Bochum. .

„Ich stelle mich“ wäre ein gutes Motto für die neue Veranstaltungsreihe „Theatergespräche“ gewesen, die am Donnerstagabend erstmals im Tanas über die Bühne ging. Schauspielhaus-Intendant Anselm Weber und Chefdramaturg Thomas Laue stellten sich dem zahlreich erschienenen Theaterpublikum – und durchaus auch kontroversen Fragen.

Wohl 110 Besucher hatte die Veranstaltung – der Zuspruch belegt einmal mehr das Interesse an Bochums Theater, auch über die zurzeit weiterhin guten Auslastungszahlen der Vorstellungen hinaus. Geboren wurde die Idee des Diskussionsforums auf der Schauspielhaus-Chefetage. „Wir haben in den letzten Monaten festgestellt, dass es einen verstärkten Gesprächs- und Informationsbedarf gibt“, so Anselm Weber.
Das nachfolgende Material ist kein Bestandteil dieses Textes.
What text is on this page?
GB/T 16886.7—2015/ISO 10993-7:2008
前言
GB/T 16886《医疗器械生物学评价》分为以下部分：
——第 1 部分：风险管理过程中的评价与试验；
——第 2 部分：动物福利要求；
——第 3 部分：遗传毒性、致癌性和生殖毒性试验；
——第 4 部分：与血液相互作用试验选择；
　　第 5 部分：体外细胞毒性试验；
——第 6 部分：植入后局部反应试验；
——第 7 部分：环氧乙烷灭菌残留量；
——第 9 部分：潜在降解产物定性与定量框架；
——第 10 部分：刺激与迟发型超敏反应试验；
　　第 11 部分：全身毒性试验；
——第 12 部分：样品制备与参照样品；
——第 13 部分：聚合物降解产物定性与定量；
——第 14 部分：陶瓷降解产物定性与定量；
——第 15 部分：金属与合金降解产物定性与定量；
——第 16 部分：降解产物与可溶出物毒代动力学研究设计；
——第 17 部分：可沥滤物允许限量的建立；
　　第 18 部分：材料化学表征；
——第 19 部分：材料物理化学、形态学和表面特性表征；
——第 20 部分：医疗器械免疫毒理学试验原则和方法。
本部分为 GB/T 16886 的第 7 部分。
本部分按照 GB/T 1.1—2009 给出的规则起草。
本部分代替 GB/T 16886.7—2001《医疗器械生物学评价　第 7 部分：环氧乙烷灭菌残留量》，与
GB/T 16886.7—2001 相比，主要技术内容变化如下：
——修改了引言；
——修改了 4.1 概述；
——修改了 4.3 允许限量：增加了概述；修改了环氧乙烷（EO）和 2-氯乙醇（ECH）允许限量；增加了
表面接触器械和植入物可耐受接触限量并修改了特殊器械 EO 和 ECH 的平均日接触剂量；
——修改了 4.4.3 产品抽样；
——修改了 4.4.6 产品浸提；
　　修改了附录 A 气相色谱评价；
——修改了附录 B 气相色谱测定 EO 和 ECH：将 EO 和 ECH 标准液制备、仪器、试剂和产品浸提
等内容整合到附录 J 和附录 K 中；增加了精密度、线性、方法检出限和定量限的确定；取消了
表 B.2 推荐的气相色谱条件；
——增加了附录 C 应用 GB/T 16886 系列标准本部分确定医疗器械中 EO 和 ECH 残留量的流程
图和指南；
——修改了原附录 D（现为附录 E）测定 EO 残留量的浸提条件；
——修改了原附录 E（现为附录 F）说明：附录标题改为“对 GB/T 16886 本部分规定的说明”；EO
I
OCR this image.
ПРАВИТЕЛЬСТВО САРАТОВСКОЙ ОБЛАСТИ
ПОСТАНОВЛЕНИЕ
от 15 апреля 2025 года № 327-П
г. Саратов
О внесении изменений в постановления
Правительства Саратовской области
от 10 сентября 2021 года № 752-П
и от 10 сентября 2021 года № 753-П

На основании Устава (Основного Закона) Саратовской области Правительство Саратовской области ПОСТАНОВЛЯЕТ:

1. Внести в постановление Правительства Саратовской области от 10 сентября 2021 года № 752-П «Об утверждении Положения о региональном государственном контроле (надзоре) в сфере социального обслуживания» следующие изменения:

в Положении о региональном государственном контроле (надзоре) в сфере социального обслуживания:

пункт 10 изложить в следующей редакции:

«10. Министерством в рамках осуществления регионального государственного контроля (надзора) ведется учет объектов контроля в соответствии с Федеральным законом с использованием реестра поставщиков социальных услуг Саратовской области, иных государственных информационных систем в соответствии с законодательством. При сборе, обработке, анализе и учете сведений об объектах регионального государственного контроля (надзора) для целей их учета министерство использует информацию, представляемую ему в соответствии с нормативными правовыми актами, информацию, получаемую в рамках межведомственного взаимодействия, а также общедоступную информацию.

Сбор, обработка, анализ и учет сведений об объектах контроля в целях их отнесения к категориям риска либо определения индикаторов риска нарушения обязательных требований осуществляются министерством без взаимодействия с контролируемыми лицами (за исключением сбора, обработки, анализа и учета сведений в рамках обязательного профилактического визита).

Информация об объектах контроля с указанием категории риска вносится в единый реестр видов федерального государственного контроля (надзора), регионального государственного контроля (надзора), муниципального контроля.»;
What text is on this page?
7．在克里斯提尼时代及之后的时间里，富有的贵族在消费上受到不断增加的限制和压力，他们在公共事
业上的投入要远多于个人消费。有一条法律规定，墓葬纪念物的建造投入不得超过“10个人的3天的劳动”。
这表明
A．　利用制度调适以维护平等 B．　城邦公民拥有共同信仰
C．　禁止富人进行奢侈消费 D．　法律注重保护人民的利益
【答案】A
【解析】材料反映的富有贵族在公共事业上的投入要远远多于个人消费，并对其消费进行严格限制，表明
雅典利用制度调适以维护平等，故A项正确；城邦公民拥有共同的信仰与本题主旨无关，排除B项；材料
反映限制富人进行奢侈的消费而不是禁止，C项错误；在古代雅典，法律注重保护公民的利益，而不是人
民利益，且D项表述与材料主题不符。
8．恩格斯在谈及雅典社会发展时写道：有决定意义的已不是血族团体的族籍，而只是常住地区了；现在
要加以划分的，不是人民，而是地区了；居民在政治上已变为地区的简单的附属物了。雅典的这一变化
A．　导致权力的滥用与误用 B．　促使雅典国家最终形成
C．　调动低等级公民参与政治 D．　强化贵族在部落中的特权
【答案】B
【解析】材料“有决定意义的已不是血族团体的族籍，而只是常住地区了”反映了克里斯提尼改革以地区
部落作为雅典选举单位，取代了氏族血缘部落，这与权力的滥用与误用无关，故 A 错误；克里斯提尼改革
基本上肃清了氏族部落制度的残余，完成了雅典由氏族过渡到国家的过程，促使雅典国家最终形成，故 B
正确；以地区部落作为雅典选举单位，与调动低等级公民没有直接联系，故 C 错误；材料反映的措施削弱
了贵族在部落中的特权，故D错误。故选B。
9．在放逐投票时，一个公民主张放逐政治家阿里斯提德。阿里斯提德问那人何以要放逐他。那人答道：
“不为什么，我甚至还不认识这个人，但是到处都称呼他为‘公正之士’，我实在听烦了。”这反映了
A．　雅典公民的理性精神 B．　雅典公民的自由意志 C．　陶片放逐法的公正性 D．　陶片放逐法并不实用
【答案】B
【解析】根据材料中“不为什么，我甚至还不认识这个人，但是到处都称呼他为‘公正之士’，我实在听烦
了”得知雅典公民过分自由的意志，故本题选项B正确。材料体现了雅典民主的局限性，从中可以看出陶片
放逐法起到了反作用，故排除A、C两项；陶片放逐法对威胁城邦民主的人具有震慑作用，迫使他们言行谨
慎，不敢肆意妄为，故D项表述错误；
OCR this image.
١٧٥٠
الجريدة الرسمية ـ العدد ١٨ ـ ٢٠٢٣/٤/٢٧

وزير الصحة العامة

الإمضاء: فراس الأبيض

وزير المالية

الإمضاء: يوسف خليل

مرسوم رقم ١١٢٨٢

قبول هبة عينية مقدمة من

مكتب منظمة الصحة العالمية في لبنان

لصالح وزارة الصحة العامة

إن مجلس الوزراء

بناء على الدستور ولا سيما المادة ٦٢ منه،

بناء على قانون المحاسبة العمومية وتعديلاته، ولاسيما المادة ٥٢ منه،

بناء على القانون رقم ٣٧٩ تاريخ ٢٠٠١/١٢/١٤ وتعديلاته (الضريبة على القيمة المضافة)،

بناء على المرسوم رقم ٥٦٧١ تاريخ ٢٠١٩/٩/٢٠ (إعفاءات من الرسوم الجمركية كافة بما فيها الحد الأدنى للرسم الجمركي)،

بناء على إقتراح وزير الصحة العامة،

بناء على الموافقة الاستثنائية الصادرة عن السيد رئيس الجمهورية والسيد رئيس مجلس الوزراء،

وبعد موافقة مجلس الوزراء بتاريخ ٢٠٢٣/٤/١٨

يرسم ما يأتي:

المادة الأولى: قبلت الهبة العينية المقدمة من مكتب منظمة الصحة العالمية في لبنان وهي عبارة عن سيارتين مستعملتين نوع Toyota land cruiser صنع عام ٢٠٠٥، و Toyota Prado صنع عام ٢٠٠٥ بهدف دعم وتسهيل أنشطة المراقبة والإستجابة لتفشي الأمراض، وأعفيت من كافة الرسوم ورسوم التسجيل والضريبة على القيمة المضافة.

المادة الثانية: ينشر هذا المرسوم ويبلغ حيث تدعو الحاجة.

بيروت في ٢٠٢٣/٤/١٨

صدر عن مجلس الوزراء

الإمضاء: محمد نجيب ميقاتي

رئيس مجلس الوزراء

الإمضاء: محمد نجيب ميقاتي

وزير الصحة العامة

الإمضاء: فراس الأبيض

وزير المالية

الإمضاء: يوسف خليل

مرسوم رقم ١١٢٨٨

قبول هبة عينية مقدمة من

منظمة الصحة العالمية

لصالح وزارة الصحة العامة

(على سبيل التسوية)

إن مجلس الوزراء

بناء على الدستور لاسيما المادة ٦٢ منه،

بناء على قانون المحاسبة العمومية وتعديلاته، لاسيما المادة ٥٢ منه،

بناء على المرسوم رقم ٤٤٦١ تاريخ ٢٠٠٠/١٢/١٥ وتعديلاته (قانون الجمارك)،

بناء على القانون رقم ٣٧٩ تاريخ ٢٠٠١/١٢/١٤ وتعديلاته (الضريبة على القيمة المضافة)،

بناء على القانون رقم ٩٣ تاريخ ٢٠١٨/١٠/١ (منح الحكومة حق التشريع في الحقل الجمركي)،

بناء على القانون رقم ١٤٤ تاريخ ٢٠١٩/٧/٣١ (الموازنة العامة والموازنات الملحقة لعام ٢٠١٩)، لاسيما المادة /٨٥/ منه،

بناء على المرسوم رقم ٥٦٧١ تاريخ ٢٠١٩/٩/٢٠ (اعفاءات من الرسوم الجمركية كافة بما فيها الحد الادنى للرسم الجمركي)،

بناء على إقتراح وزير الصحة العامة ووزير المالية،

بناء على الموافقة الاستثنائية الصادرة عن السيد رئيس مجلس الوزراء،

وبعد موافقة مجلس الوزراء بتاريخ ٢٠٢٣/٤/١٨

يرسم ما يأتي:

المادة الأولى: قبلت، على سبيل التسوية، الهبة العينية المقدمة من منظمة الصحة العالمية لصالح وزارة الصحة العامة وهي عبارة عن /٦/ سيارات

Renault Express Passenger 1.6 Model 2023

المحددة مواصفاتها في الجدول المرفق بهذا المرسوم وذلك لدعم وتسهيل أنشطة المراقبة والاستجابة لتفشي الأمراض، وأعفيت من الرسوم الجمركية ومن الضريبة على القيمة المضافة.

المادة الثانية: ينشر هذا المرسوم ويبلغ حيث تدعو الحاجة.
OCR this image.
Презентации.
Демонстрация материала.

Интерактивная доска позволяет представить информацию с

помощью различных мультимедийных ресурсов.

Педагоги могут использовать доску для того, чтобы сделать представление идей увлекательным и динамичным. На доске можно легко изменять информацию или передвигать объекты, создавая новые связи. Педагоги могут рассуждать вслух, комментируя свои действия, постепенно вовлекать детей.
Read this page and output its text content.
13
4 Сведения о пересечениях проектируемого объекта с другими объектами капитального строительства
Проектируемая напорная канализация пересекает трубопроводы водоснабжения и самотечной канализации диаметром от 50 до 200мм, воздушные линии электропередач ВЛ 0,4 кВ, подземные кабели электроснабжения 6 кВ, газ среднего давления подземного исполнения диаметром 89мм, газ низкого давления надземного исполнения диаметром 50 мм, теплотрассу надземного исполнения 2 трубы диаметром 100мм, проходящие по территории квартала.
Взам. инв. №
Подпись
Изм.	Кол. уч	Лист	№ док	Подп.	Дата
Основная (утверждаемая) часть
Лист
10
Moderiert wurde das Theatergespräch von WAZ Kulturchef Jürgen Boebers-Süßmann und der Kulturredakteurin Ronny von Wangenheim (Ruhr Nachrichten). Beide machten als Einstieg eine kleine Fragerunde auf, bei der Weber und Laue sich u.a. zum Thema „Mythos Schauspielhaus“ und die Boropa-Spielzeit-Idee auslassen konnten. Weber schilderte seine Erfahrungen mit dem „Bochumer Mythos“, der ihn gleich bei Amtsantritt durchgeschüttelt habe. Mythos der Schauspieler, Mythos des Bochumer Publikums, ja sogar der Mythos des Bochumer Applaus’ … „es gibt hier nicht nur einen, sondern ganz viele Mythen“, musste der Intendant feststellen. „Sobald ich anfange, hier zu arbeiten, werde ich selbst zum Teil davon“, hat er erfahren. Es sei nicht immer einfach, damit umzugehen. Und in der praktischen Arbeit eher hinderlich.

Thomas Laue machte sich gewohnt diskursfest und redegewandt über das Boropa-Konzept her, und spulte herunter, was man schon dutzendfach gehört hatte: Verortung des Theaters in der Stadt, Öffnung für neue Besucherschichten (Stichwort „Next Generation“), Internationalität… Einspruch aus dem Publikum machte dem ausholenden Vortrag schließlich ein Ende. Das war auch gut so, denn schließlich sollten ja vor allem die Besucher zu Wort kommen.

Dessen Fragen drehten sich vor allem um zwei Dinge:dDie Finanzsituation und die künstlerische Qualität der Inszenierungen. Boebers-Süßmann wies auf die Diskrepanz zwischen Anspruch und der öffentlichen Wahrnehmung hin, am Beispiel der umstrittenen Tschechow-Einrichtung „Drei Schwestern“ von Paul Koek. Inszenatorisch gewagt und experimentell, gilt die Einrichtung als künstlerisch wertvoll – ein Publikumsrenner ist sie, weil als „schwierig“ empfunden, nicht. Leichtere Bühnenkost – wie „Haus am See“ - hat bessere Quoten; die Frage der Perspektiven, die das Schauspielhaus mit seinem Spielplan zwischen Anspruch und Unterhaltung eröffne, blieb letztlich ungeklärt.

Deutlich wurde, dass jede Inszenierung von jedem Zuschauer selbst auf ihre Relevanz abgeklopft werden muss. eine „Botschaft“ gäbe es, so gesehen, nicht. Den Druck einer Einladung zum Berliner Theatertreffen – quasi als Gütesiegel für sein Haus - wies Weber von sich. „Das ist nicht entscheidend. Wichtiger ist, dass ich in fünf Jahren ein konsolidiertes Haus vorweisen kann und eine gute Auslastung. Alles andere sei „Zugabe“.

Der Einwurf wies auf den zweiten Themenkomplex hin: die Finanzen. Weber rechnete explizit vor, wie das strukturelle Minus von 750.000 Euro im Jahr zustande gekommen ist, und wie ernst die Sparanstrengungen sind, die jetzt anlaufen. „Wir werden unseren Etat von rund 21 Millionen im Jahr um zehn Prozent abspecken müssen, sonst haben wir kaum Überlebenschancen“, so der Intendant im Klartext. Zurzeit sei eine Consultingfirma im Haus, die alle Bereiche durchleuchte und auf Sparpotenzial abklopfe – Ende offen.